By Andrea Syrtash for KnowMore.tv
You and your husband share a lot -- a great home, a wonderful family -- but when was the last time you shared a passionate kiss? If you can't remember, take note; it's easy to slip into the roommate trap with your lover.
How do you know if losing the romantic connection is a normal and real practical part of your marriage, or if it's something that needs to change? Here are a few signs that you may want to mix up your routine so it doesn't take a negative toll on your relationship.
1. You don't talk anymore
You talk about bills, housework, kids' schedules... but you can't recall the last time you and your partner had a meaningful talk about your lives, your needs and your desires.
My tip: Spend 10 minutes a night connecting with each other and make a point not to talk about practical matters.

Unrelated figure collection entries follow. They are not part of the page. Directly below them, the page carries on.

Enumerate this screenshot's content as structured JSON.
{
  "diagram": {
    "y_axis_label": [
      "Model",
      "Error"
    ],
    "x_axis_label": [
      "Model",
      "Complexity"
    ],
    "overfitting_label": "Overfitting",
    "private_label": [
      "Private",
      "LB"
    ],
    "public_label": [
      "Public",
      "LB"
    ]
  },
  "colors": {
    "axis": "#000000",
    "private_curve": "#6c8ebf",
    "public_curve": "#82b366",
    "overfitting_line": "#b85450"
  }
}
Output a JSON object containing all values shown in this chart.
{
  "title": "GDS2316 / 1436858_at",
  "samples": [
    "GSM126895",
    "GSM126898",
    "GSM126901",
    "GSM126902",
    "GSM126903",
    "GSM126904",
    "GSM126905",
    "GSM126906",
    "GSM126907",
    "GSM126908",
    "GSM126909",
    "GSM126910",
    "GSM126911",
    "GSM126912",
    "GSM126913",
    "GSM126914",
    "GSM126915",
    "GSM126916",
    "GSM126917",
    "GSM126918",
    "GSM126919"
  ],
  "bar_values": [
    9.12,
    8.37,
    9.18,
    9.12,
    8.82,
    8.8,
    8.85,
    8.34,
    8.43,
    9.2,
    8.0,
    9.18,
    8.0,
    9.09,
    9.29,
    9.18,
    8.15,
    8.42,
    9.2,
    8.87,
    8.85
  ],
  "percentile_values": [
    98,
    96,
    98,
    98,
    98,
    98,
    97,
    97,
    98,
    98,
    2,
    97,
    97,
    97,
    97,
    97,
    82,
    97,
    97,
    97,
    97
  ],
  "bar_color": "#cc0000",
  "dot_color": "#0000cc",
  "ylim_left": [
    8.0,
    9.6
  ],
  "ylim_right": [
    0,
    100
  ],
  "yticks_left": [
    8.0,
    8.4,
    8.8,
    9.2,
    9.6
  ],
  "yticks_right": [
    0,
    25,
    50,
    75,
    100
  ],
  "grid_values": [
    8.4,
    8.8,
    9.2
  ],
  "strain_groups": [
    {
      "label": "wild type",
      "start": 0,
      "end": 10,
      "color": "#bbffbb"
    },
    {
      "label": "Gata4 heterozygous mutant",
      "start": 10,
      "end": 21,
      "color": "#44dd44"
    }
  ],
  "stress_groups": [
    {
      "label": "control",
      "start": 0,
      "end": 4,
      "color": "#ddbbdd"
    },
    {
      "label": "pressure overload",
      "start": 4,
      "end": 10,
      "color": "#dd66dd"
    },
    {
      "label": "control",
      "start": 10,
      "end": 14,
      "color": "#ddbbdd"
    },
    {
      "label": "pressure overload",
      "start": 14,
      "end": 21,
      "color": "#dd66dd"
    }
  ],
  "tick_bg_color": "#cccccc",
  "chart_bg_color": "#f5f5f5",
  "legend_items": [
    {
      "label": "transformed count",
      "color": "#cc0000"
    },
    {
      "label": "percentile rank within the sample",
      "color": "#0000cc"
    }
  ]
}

You'll be amazed at how just a few minutes a day reminds you that you're each other's priority.
2. Sleep is more important than sex
We're all overworked and busy, so it's not surprising that many of us have moments where we'd take sleep over sex. But if too much time goes by without an intimate connection, it'll take a toll on your relationship and you may crave that sexy connection elsewhere.
My tip: It doesn't sound sexy to schedule sex, but dedicating time each month will get your sexy connection back on track. Figure out together if you'll try during the kid's nap or a particular night before bed. Some couples even dedicate the same day every week for sex. Whatever works for you!
3. You don't see each other
You feel like ships passing in the night. You go to bed separately and your schedules seem totally out-of-sync.
My tip: Something has to change or this will erode your relationship. Take out your calendars and find at least one day a week where you'll be together for a concentrated period. It may mean taking a coffee break together during the work week or going together to do errands on the weekend. Whatever you do, make together time a must.
We can't expect that everything we do with our partners to be as romantic as it used to be, but we should expect to have a connection that feels different from just another body in the house.
If you're slipping into the friend trap, these small changes may remind you that you're lovers and partners -- not just parents and roommates.